Key Points:

  • American Airlines Flight 28, en route from Los Angeles to JFK, and a Tradewind Aviation Pilatus PC12 nearly collided due to a runway confusion at JFK Airport.

  • The Pilatus mistakenly lined up for the same runway as the American Airlines flight, leading to a critical moment where the two aircraft were in close proximity.

  • Air traffic controllers quickly intervened, directing the Pilatus to alter its course, ensuring both planes landed safely; the American Airlines crew sought to discuss the incident with ATC post-landing.

FK Airport's Close Call: Timely Intervention Prevents Runway Incident

NEW YORK — On November 10th, American Airlines Flight 28 experienced a potentially hazardous situation during its approach to John F. Kennedy International Airport in New York, Avweb reports. The flight, arriving from Los Angeles on an Airbus A321, was simultaneously cleared to land on Runway 22 Left, as a Tradewind Aviation Pilatus PC12 was directed towards Runway 22 Right. However, the Pilatus aircraft mistakenly aligned itself with Runway 22 Left, posing a risk of collision as it flew directly above the American Airlines flight. Due to their low-wing design, the Pilatus crew had limited visibility of the American aircraft below.
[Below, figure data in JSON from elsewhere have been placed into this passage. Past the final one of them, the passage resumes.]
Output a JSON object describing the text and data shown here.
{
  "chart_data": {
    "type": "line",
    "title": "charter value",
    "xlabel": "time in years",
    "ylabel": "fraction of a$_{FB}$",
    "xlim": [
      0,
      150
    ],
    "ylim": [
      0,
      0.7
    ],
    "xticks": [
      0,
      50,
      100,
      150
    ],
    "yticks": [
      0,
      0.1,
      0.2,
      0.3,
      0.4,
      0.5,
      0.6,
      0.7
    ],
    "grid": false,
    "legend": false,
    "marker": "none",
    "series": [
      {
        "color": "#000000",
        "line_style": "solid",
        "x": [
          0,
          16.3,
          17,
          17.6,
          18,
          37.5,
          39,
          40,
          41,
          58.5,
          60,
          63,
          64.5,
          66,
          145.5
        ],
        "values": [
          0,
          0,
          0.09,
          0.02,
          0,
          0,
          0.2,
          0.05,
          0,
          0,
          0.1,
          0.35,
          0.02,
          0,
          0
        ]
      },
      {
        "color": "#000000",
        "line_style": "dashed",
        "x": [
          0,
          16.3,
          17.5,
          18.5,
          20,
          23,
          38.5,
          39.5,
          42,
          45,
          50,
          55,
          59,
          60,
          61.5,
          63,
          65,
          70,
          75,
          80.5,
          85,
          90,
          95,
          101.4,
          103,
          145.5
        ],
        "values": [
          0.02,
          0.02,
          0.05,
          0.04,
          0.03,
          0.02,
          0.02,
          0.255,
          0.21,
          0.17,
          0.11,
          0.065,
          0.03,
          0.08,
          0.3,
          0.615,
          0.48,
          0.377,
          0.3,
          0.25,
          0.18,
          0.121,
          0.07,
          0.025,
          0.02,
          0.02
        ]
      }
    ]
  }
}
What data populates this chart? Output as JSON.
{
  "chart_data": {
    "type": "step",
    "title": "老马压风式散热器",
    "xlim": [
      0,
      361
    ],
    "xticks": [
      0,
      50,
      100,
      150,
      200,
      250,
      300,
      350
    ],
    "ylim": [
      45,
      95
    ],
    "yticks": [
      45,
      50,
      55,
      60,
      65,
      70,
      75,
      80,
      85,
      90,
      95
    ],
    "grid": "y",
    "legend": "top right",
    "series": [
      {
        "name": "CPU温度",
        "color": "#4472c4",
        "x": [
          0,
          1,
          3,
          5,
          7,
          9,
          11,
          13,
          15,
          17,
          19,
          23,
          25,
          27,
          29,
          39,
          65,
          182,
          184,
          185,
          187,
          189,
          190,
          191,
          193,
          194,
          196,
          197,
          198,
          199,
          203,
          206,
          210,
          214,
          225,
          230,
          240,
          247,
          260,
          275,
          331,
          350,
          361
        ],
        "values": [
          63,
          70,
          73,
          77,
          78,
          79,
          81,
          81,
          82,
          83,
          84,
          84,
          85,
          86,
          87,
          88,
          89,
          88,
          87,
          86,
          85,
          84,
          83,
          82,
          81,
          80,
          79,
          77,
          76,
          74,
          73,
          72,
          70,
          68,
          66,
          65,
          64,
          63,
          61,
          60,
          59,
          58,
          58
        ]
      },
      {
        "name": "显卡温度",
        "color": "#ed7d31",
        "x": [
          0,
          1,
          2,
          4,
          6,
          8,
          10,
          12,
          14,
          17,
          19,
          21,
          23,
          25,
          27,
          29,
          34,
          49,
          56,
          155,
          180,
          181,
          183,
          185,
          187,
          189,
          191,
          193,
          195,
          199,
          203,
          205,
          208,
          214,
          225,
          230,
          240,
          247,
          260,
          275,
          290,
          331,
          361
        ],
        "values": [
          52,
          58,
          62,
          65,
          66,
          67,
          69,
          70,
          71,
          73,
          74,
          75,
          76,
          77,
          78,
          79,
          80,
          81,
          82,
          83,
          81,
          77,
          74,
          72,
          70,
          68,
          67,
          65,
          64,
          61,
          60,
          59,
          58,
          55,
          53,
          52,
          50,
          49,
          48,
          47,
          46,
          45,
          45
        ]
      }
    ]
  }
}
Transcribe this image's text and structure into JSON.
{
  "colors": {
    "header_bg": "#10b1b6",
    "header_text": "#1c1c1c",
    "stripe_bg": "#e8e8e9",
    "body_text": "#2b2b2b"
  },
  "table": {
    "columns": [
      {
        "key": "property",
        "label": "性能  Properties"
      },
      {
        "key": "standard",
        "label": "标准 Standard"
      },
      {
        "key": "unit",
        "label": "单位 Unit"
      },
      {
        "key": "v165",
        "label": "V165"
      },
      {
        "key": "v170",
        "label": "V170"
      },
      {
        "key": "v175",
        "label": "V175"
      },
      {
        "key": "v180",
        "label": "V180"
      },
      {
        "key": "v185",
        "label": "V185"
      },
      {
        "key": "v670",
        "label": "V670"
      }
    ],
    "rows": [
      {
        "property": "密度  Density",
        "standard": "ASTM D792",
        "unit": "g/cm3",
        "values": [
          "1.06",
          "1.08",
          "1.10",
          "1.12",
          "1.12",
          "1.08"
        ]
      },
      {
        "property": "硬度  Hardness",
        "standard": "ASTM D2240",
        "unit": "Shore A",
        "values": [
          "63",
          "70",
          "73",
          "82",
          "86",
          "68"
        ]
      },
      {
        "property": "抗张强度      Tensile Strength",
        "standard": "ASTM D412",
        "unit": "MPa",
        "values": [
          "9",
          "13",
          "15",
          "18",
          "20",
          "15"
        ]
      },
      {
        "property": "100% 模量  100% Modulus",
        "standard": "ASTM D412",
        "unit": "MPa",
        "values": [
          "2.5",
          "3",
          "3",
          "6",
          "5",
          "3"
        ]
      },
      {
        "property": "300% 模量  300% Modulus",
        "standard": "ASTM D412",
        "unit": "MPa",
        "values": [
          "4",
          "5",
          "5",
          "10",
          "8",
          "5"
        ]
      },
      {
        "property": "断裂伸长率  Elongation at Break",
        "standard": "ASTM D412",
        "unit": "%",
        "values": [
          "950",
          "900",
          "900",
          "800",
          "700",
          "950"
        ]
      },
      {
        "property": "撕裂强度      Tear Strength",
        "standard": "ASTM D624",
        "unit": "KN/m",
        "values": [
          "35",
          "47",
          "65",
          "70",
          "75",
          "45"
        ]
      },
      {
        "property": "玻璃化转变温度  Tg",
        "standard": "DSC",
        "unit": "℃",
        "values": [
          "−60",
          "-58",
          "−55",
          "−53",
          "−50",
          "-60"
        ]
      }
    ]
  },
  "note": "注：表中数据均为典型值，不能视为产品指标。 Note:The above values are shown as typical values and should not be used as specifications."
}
Air traffic control (ATC) consistently reminded both aircraft that they were to make parallel approaches. The American Airlines crew, realizing the Pilatus's error, queried ATC about the plane's intended path. ATC reassured them of the parallel landing plan. However, the situation escalated when the American crew observed the Pilatus directly overhead, prompting immediate intervention from ATC.

Post-Landing Inquiry and Safe Outcomes for Both Flights

Recognizing the potential danger, ATC promptly instructed the Pilatus to abort its approach, maintain an altitude of 2,500 feet, and adopt a southeasterly course, acknowledging its mistaken alignment with Runway 22 Left. The Pilatus crew complied with these instructions, and after rejoining the landing queue, landed safely. Similarly, the American Airlines flight completed its landing without further incident.

Following the landing, the crew of American Airlines Flight 28 communicated with the ground control, seeking contact information for the ATC unit responsible for the Pilatus's directions. The crew expressed their desire to discuss the incident with the controllers, specifically addressing the clearance given to the Pilatus. The incident, captured in ATC recordings and shared on the You Can See ATC YouTube channel, highlights the critical role of air traffic controllers in ensuring the safety of aircraft during complex approach and landing procedures.